В мастерской дырок всё ещё трудно было дышать от запаха горелой краски и палёной резины. Варфоломей и Ромашкин посадили Абракадабра в инвалидную коляску и повезли в домовую контору. Мимо по улице весело шли ремонтные рабочие.
Абракадабр злобно смотрел, как один из них надел шлем и взял в руки шланг, чтобы пустить последнюю струю краски на стену дома; как другой сел на каток под зонтик, чтоб прогладить последнюю полосу асфальта. На всех лицах было написано: завтра праздник! И на самой улице было написано: завтра праздник!
Праздник приближался. И вдруг на этой улице, которая наряжалась и прихорашивалась к празднику, Абракадабр увидел Большого Ушана. Ни о чём не подозревая, посланник короля вышел из какого-то подъезда, насвистывая и пряча в карман очередную даму пик. Волшебники встретились глазами. Большой Ушан отшатнулся, понял — всё кончено, оглянулся, куда бежать, поискал глазами что-нибудь серое, чтобы скрыться. Но тумана не было в этот солнечный день. До сумерек было ещё далеко. Внезапно в механической прачечной открыли окно, и оттуда вырвалось облако пара. Не раздумывая, Большой Ушан бросился в это облако, и, когда оно растаяло, посланник короля пропал неизвестно куда.
«Вот ловкач!» — подумал Абракадабр. Он почувствовал, что от злости перепонки крыльев в его горбе встали торчком.
Рядом раздалось знакомое «р-р-р»… Это Тузик, лёжа в воротах, рычал на волшебника. Тузик знал уже всё, что произошло, потому что золотые капли вели к мастерской, запах палёной резины не успел растаять, да мало ли ещё сохранилось других следов, понятных с полу-вздоха собачьему носу. Поглядев вслед Варфоломею, катившему коляску с волшебником, Тузик подошёл к столбику, и все запахи, которые скопились на кончике его влажного носа, отпечатал на подсохнувшей краске. Так у ворот снова открылся собачий журнально-газетный киоск.
21
Подбегая к дому, Федя увидел, что маляр поднимается на люльке вверх. Помахав Феде рукой, он что-то крикнул и показал на окно под крышей.
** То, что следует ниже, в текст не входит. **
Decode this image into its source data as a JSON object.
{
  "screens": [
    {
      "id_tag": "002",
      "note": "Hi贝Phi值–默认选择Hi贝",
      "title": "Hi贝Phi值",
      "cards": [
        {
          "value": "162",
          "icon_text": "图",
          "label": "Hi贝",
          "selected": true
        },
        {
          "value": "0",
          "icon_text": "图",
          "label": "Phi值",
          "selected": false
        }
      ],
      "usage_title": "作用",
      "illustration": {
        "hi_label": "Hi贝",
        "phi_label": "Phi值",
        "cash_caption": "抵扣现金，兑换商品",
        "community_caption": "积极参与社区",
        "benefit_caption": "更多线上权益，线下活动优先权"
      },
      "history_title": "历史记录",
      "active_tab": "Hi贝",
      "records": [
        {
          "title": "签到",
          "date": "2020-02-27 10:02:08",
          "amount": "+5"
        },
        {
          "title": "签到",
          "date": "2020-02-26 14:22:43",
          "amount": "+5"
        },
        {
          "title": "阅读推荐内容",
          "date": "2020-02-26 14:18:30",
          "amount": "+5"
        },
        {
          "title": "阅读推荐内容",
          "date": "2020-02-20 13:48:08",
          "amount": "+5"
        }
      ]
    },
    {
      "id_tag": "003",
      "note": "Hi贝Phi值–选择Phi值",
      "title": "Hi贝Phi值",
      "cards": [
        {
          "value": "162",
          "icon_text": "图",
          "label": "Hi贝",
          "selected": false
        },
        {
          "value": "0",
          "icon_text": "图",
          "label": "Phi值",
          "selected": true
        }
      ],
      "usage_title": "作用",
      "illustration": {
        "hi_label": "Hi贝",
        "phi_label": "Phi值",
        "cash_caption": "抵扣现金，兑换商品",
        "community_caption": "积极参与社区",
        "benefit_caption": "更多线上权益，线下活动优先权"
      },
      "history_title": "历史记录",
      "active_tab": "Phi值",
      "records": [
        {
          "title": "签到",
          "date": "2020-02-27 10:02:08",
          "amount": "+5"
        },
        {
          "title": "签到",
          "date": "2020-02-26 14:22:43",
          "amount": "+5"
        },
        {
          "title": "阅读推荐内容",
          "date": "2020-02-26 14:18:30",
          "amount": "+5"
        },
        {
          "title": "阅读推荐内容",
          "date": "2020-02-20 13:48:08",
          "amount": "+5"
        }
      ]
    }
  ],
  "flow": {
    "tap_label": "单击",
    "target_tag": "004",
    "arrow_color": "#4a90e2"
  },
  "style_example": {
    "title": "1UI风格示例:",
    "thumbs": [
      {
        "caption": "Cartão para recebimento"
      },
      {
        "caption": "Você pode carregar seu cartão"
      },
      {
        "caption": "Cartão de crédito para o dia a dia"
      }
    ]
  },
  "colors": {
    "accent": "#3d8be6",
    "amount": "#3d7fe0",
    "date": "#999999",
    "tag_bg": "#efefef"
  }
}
Федя помчался домой.
Он вбежал в свою комнату как раз в ту секунду, когда снизу, за окном, выплыла кепка маляра в разноцветных пятнах. Маляр подмигнул Феде.
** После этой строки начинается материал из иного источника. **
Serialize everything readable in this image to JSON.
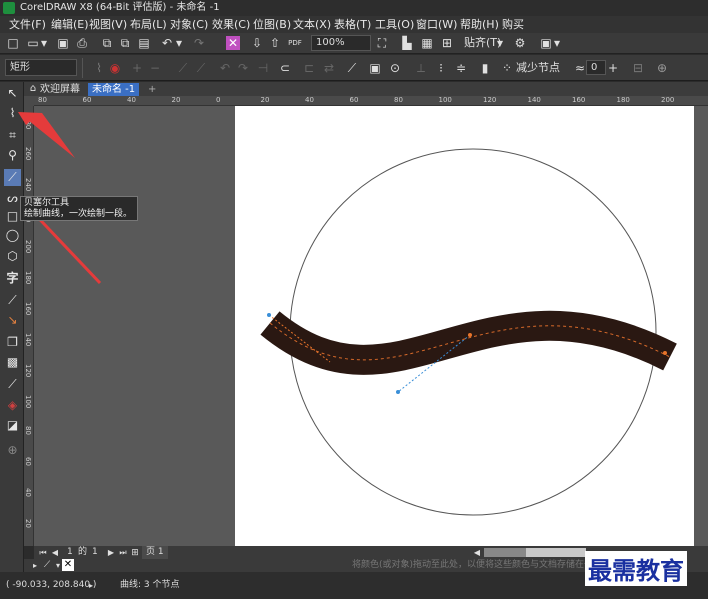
{
  "window": {
    "title": "CorelDRAW X8 (64-Bit 评估版) - 未命名 -1"
  },
  "menu": [
    "文件(F)",
    "编辑(E)",
    "视图(V)",
    "布局(L)",
    "对象(C)",
    "效果(C)",
    "位图(B)",
    "文本(X)",
    "表格(T)",
    "工具(O)",
    "窗口(W)",
    "帮助(H)",
    "购买"
  ],
  "toolbar": {
    "zoom": "100%",
    "snap": "贴齐(T)"
  },
  "property_bar": {
    "shape": "矩形",
    "reduce_nodes": "减少节点",
    "smooth_value": "0"
  },
  "tabs": [
    {
      "label": "欢迎屏幕"
    },
    {
      "label": "未命名 -1"
    }
  ],
  "ruler": {
    "h_ticks": [
      "80",
      "60",
      "40",
      "20",
      "0",
      "20",
      "40",
      "60",
      "80",
      "100",
      "120",
      "140",
      "160",
      "180",
      "200"
    ],
    "v_ticks": [
      "280",
      "260",
      "240",
      "220",
      "200",
      "180",
      "160",
      "140",
      "120",
      "100",
      "80",
      "60",
      "40",
      "20"
    ]
  },
  "tooltip": {
    "title": "贝塞尔工具",
    "body": "绘制曲线，一次绘制一段。"
  },
  "pagebar": {
    "current": "1",
    "of": "的",
    "total": "1",
    "page_tab": "页 1"
  },
  "palette_hint": "将颜色(或对象)拖动至此处，以便将这些颜色与文档存储在一起",
  "status": {
    "coords": "( -90.033, 208.840 )",
    "info": "曲线: 3 个节点"
  },
  "watermark": "最需教育"
}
— Волшебная резинка уничтожена! — сияя, доложил мальчик.
— Что-о?! — не понял маляр.
— Абракадабр пойман.
— Какая ещё абракадабра?
И люлька маляра поплыла вверх.
Федя выглянул за окно. Маляр уже красил своей кистью лепной карниз под крышей. Мальчик сполз с подоконника в комнату и открыл рот: ни скафандра, ни шкуры белого медведя, ни банок с жемчужным порохом — ничего этого не было.
В дверях щёлкнул ключ, и вошла Катя.
— Ну, теперь можешь погулять, — благосклонно сказала она. — Только недолго.
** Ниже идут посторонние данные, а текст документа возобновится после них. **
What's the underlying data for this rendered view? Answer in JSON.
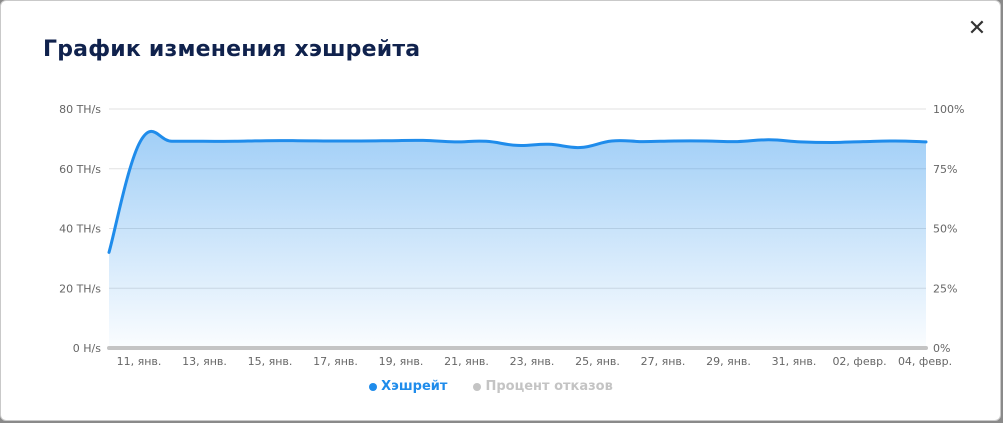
{
  "modal": {
    "title": "График изменения хэшрейта",
    "close_label": "✕"
  },
  "colors": {
    "hashrate": "#1f8ceb",
    "reject": "#c4c4c4",
    "grid": "#e2e2e2",
    "axis_text": "#666666",
    "title": "#10224d"
  },
  "chart_data": {
    "type": "line",
    "y_left_ticks": [
      "0 H/s",
      "20 TH/s",
      "40 TH/s",
      "60 TH/s",
      "80 TH/s"
    ],
    "y_right_ticks": [
      "0%",
      "25%",
      "50%",
      "75%",
      "100%"
    ],
    "ylim_left": [
      0,
      80
    ],
    "ylim_right": [
      0,
      100
    ],
    "x_tick_labels": [
      "11, янв.",
      "13, янв.",
      "15, янв.",
      "17, янв.",
      "19, янв.",
      "21, янв.",
      "23, янв.",
      "25, янв.",
      "27, янв.",
      "29, янв.",
      "31, янв.",
      "02, февр.",
      "04, февр."
    ],
    "x": [
      "10, янв.",
      "11, янв.",
      "12, янв.",
      "13, янв.",
      "14, янв.",
      "15, янв.",
      "16, янв.",
      "17, янв.",
      "18, янв.",
      "19, янв.",
      "20, янв.",
      "21, янв.",
      "22, янв.",
      "23, янв.",
      "24, янв.",
      "25, янв.",
      "26, янв.",
      "27, янв.",
      "28, янв.",
      "29, янв.",
      "30, янв.",
      "31, янв.",
      "01, февр.",
      "02, февр.",
      "03, февр.",
      "04, февр.",
      "05, февр."
    ],
    "series": [
      {
        "name": "Хэшрейт",
        "axis": "left",
        "values": [
          32,
          69.2,
          69.2,
          69.2,
          69.2,
          69.4,
          69.4,
          69.3,
          69.3,
          69.4,
          69.5,
          69.0,
          69.2,
          67.8,
          68.2,
          67.1,
          69.3,
          69.1,
          69.3,
          69.3,
          69.1,
          69.7,
          69.0,
          68.8,
          69.1,
          69.3,
          69.0
        ]
      },
      {
        "name": "Процент отказов",
        "axis": "right",
        "values": [
          0,
          0,
          0,
          0,
          0,
          0,
          0,
          0,
          0,
          0,
          0,
          0,
          0,
          0,
          0,
          0,
          0,
          0,
          0,
          0,
          0,
          0,
          0,
          0,
          0,
          0,
          0
        ]
      }
    ],
    "grid": true,
    "legend_position": "bottom-center"
  }
}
Удивлённый Федя выбежал во двор и увидел белого кота, который шёл по забору. Кот вдруг посмотрел на Фёдю, будто хотел что-то сказать. Но раздумал и пошёл дальше.
В углу двора счастливый Ромашкин протирал замшей новенькую «Чайку» возле гаража из дюралюминия.
— Прокатить? — спросил Ромашкин.
— Здорово нарисовано. — Федя по-хозяйски похлопал машину по радиатору.
— Что?
— Да ведь это я нарисовал!
— Кто нарисовал? Что нарисовал? — засмеялся Ромашкин. — Я её купил! Я получил премию за отличную работу. И как раз подошла моя очередь на машину — один миллион четыреста пятьдесят тысяч седьмая.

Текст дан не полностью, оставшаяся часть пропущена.